Figure 1: Visible light image of SPI into a tokamak plasma. Ice shards can be seen entering the plasma (invisible, edge indicated by white line) heading toward plasma core (indicated by white cross). Bright light at top is gas (used to propel the pellet), which does not penetrate the plasma edge. Blue line indicates the outer wall of the DIII-D tokamak. Credit: R.A. Moyer UC-San Diego.

A shot of icy chemical cocktail - that's the promising solution to controlling hot plasmas in fusion devices, researchers say.

Recent experiments conducted at the DIII-D National Fusion Facility at General Atomics (GA) show promise in an innovative approach to controlling unwanted hot spots inside the devices, called tokamaks, which contain energy-producing fusion plasma at temperatures hotter than the Sun's core.

Sometimes researchers need to cool the hot plasma very rapidly, explains GA physicist Nicholas W. Eidietis about recent experiments with ice pellet injection, "But cooling the plasma too much or too little will both cause problems. These experiments show we have control over the plasma shutdown."

Dr. Eidietis along with a team led by Dr. Daisuke Shiraki of Oak Ridge National Laboratory have "chilled out" unwanted hot spots inside the fusion vessel by injecting pellets of frozen neon and deuterium straight into the hot plasma.

While he calls the tokamak a promising fusion reactor design for developing fusion energy, a significant challenge are unwanted events called "disruptions." Disruptions occur when thermal and magnetic energy in the plasma is rapidly lost in a few thousandths of a second. Disruptions result in very large heat loads and mechanical forces on the walls surrounding the plasma, which could damage the reactor.

One promising approach for mitigating damaging effects of disruptions is the rapid injection (at the speed of a bullet) of a large ice pellet into the (Figure 1). The pellet shatters before entering the tokamak, avoiding the possibility of an icy "bullet" damaging the vessel wall, a process that gives the technique its name, Shattered Pellet Injection (SPI).

Figure 2: Infrared images of disruption heat loads on the first wall of DIII-D tokamak, when mitigated by pellets composed of (a) pure deuterium (b) mixture of deuterium and neon and (c) pure neon. Bright spots indicate high wall temperature. Primary heat loads occur where magnetic field lines intersect the wall, near bottom right of each image (hot spot indicated by arrow). Credit: C.J. Lasnier, LLNL.

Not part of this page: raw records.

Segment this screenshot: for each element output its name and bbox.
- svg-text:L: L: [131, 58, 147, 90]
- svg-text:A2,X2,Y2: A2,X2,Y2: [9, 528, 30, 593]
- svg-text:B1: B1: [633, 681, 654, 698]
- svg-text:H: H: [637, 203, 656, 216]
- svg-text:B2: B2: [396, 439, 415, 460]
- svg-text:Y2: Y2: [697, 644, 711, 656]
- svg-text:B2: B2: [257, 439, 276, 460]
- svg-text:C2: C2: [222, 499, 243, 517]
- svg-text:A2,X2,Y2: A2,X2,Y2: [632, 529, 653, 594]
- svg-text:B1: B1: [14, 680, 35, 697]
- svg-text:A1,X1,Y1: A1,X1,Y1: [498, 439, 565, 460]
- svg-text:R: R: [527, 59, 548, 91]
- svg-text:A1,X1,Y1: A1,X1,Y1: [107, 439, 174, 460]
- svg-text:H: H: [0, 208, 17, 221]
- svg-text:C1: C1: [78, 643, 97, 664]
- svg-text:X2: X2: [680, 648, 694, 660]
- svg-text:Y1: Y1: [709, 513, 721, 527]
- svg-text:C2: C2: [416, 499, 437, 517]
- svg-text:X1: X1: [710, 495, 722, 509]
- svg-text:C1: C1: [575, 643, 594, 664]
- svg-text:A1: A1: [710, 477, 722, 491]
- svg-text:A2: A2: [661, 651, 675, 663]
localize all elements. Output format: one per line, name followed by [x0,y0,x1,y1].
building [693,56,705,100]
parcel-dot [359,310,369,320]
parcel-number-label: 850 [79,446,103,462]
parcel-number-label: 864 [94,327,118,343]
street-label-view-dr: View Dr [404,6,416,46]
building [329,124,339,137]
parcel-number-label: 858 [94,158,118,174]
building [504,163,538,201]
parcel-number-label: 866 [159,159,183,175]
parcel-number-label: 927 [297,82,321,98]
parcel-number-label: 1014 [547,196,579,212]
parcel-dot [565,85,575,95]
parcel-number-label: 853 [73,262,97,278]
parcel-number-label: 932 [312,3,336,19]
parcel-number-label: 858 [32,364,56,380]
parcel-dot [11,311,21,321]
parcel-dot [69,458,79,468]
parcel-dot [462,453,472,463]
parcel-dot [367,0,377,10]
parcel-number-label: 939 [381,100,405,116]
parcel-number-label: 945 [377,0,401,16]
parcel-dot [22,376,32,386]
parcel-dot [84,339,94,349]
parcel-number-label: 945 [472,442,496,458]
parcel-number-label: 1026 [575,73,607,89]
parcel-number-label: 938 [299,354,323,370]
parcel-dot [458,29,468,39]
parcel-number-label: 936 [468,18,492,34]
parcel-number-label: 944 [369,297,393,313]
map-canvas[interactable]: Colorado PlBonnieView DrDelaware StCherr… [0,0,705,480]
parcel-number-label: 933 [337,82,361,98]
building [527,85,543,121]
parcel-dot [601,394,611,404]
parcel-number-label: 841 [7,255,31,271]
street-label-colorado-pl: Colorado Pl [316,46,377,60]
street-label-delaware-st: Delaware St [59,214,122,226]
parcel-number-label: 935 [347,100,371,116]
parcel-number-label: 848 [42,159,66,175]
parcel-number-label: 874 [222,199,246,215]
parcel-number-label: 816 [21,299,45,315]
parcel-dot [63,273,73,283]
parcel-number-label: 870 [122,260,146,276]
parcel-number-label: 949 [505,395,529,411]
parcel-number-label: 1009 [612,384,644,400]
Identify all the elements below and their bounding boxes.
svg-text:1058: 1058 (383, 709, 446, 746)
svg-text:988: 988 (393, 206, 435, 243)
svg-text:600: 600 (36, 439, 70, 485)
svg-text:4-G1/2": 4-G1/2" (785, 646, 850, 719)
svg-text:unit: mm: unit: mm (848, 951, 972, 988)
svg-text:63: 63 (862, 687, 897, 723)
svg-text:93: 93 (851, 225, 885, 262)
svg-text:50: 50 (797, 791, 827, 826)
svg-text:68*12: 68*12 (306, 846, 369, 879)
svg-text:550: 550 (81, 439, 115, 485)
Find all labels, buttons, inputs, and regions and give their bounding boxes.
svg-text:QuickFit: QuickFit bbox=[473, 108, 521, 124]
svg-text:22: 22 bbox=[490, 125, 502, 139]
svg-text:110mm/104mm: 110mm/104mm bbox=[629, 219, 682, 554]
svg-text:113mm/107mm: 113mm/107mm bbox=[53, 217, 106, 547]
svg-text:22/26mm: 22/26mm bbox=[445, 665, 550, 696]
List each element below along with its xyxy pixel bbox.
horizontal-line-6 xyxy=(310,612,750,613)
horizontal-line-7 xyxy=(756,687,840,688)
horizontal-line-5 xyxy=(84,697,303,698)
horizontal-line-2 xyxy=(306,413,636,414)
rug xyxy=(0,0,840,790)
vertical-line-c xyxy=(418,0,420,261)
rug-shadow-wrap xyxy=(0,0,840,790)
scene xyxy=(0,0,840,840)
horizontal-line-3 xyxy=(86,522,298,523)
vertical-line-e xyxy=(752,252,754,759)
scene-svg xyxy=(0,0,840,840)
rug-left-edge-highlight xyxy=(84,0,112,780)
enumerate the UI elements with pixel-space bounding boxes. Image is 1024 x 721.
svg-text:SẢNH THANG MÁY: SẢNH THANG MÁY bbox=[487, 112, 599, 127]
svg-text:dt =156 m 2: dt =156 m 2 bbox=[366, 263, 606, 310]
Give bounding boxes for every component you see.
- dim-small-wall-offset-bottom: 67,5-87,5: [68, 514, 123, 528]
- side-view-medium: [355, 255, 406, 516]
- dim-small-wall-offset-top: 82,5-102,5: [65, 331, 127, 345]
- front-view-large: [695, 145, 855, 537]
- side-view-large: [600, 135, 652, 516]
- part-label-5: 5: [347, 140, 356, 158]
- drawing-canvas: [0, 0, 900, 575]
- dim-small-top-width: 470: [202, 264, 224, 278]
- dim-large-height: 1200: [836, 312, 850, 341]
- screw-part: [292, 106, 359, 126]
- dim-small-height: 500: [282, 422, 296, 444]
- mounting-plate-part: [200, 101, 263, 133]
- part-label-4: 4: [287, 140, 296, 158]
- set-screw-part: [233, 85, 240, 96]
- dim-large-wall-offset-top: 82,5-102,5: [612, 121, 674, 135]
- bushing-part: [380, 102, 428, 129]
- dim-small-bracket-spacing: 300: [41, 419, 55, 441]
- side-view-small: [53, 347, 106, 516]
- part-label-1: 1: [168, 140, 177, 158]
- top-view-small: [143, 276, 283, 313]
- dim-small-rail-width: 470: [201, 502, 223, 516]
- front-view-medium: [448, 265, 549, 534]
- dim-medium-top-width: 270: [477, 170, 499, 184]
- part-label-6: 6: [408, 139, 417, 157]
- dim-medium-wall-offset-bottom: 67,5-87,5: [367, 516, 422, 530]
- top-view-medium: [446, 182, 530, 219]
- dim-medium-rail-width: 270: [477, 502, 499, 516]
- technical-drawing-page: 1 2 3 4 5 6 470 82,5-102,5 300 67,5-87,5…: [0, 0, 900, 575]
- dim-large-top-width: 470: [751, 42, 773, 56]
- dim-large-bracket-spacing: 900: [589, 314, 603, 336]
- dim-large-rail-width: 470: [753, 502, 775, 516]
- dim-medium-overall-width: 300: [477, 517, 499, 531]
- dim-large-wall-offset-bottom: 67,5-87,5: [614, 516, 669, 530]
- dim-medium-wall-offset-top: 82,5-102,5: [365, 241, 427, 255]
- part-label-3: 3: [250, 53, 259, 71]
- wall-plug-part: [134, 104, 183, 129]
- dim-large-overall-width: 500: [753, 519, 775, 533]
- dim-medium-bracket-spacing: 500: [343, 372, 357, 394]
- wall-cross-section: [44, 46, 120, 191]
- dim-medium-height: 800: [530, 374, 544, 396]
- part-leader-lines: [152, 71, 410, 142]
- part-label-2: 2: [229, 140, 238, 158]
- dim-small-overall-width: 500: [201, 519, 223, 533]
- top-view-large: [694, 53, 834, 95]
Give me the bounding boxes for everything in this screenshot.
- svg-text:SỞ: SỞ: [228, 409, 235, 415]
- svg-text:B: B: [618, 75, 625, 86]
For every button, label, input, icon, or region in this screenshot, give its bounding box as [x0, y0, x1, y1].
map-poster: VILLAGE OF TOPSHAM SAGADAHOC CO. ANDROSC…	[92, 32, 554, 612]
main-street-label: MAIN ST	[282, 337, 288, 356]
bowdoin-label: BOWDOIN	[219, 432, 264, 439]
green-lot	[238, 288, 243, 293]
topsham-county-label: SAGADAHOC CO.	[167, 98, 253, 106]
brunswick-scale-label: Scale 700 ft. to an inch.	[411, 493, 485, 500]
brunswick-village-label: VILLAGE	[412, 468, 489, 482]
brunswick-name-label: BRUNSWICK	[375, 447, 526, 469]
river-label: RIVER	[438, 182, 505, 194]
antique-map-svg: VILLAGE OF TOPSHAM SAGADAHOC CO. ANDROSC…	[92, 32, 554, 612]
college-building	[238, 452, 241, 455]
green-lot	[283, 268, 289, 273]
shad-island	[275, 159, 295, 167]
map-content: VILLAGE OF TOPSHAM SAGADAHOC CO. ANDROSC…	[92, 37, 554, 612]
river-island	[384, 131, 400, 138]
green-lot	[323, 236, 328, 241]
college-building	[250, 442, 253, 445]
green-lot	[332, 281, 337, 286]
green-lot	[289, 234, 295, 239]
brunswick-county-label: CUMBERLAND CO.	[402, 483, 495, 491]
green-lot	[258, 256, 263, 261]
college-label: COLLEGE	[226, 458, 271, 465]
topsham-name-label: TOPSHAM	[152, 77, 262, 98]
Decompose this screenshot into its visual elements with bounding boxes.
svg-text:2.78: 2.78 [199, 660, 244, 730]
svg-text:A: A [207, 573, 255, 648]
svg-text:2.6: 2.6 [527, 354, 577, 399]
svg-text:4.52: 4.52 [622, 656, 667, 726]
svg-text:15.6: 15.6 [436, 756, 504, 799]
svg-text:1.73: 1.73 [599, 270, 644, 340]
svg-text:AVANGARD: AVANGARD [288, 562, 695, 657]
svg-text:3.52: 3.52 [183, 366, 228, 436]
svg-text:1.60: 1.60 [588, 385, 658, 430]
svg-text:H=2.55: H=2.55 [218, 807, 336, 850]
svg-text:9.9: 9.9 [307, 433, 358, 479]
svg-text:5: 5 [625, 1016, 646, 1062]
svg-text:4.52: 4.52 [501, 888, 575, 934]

The pellet fragments cause the plasma to radiate away its energy uniformly as light, reducing localized heating of the tokamak wall and the mechanical forces exerted on the machine. This technique, developed by Oak Ridge researchers, has been demonstrated at DIII-D by a team of scientists from GA, Oak Ridge National Laboratory, the University of California, San Diego, and Lawrence Livermore National Laboratory.

Recent progress in SPI, presented at the 57th Annual Meeting of the American Physical Society Division of Plasma Physics, in Savannah, Georgia, uses frozen pellets composed of neon and deuterium (an isotope of hydrogen). This allows researchers to control various aspects of the disruption by varying the pellet "icy cocktail" mixture. This will be important in future large tokamaks such as ITER, now under construction in France by an unprecedented scientific partnership involving 35 nations.

The techniques demonstrated in this work provide a simple means of controlling disruption characteristics by adjusting the mixture of gases cooled to form the ice pellet. An example of this is shown in Figure 2, where the amount of neon in the pellet mixture is varied between three different disruptions, resulting in significant differences in the concentrated heat loads transmitted to the machine wall. Other properties of the disruption, such as the current decay and the flow of halo currents, are also found to vary significantly based on the choice of pellet mixture.